2歳半の娘がいる会社員のまいかさん(33歳)は大のゲーム好き。現在、推しているのはアプリゲーム「バンドリ! ガールズバンドパーティ!」の登場人物のひとり“丸山彩”です。キャラクターの成長を応援し、声優によるリアルライブにも参加。推し活のために、さまざまなことを頑張る自分が好きだと思えるそうです。
ゲームのキャラクターが成長する姿に共感
まいかさんが「バンドリ! ガールズバンドパーティ!」を始めたのは、ゲーム好きの友人たちとの共通の話題を増やすためでした。
「バンドリ!」のあらすじは、個性的な複数のガールズバンドのメンバーたちが、ライブを開催するため努力するというもの。
「ゲームのストーリーがしっかりしていて、登場人物が成長する過程に共感しました。
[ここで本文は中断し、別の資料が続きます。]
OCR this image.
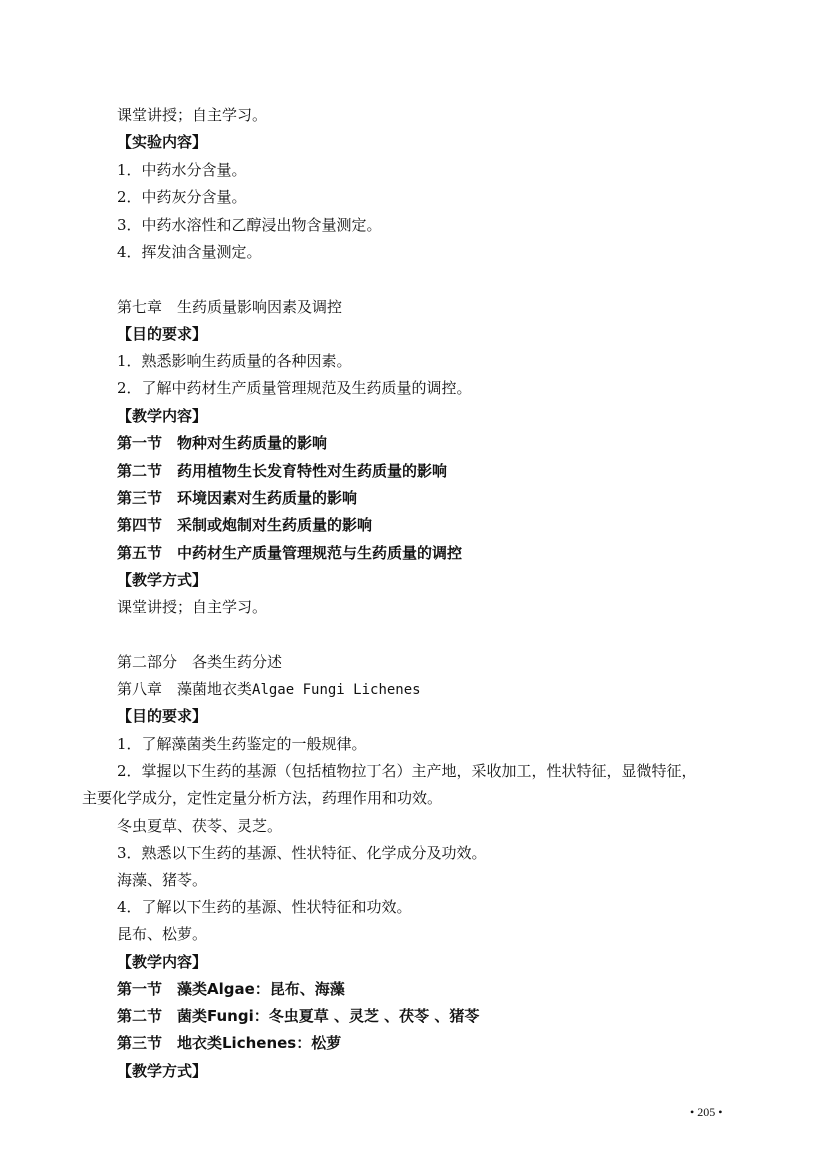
课堂讲授；自主学习。
【实验内容】
1．中药水分含量。
2．中药灰分含量。
3．中药水溶性和乙醇浸出物含量测定。
4．挥发油含量测定。
第七章　生药质量影响因素及调控
【目的要求】
1．熟悉影响生药质量的各种因素。
2．了解中药材生产质量管理规范及生药质量的调控。
【教学内容】
第一节　物种对生药质量的影响
第二节　药用植物生长发育特性对生药质量的影响
第三节　环境因素对生药质量的影响
第四节　采制或炮制对生药质量的影响
第五节　中药材生产质量管理规范与生药质量的调控
【教学方式】
课堂讲授；自主学习。
第二部分　各类生药分述
第八章　藻菌地衣类Algae Fungi Lichenes
【目的要求】
1．了解藻菌类生药鉴定的一般规律。
2．掌握以下生药的基源（包括植物拉丁名）主产地，采收加工，性状特征，显微特征，
主要化学成分，定性定量分析方法，药理作用和功效。
冬虫夏草、茯苓、灵芝。
3．熟悉以下生药的基源、性状特征、化学成分及功效。
海藻、猪苓。
4．了解以下生药的基源、性状特征和功效。
昆布、松萝。
【教学内容】
第一节　藻类Algae：昆布、海藻
第二节　菌类Fungi：冬虫夏草 、灵芝 、茯苓 、猪苓
第三节　地衣类Lichenes：松萝
【教学方式】
• 205 •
キャラクターもそれぞれ個性的で魅力的。
どのバンドもカラーが違い、音楽のクオリティも高いです。実際にライブを楽しんでいる感覚になれ、キラキラとした世界にひたれます。
私にとってゲーム内のキャラクターを推すのは、アイドルや芸能人を応援するのと同じ感覚です」
ストーリーが進むにつれ、キャラクターたちはライブ開催に向けて友情を深め、精神的にも成長し、魅力が増していきます。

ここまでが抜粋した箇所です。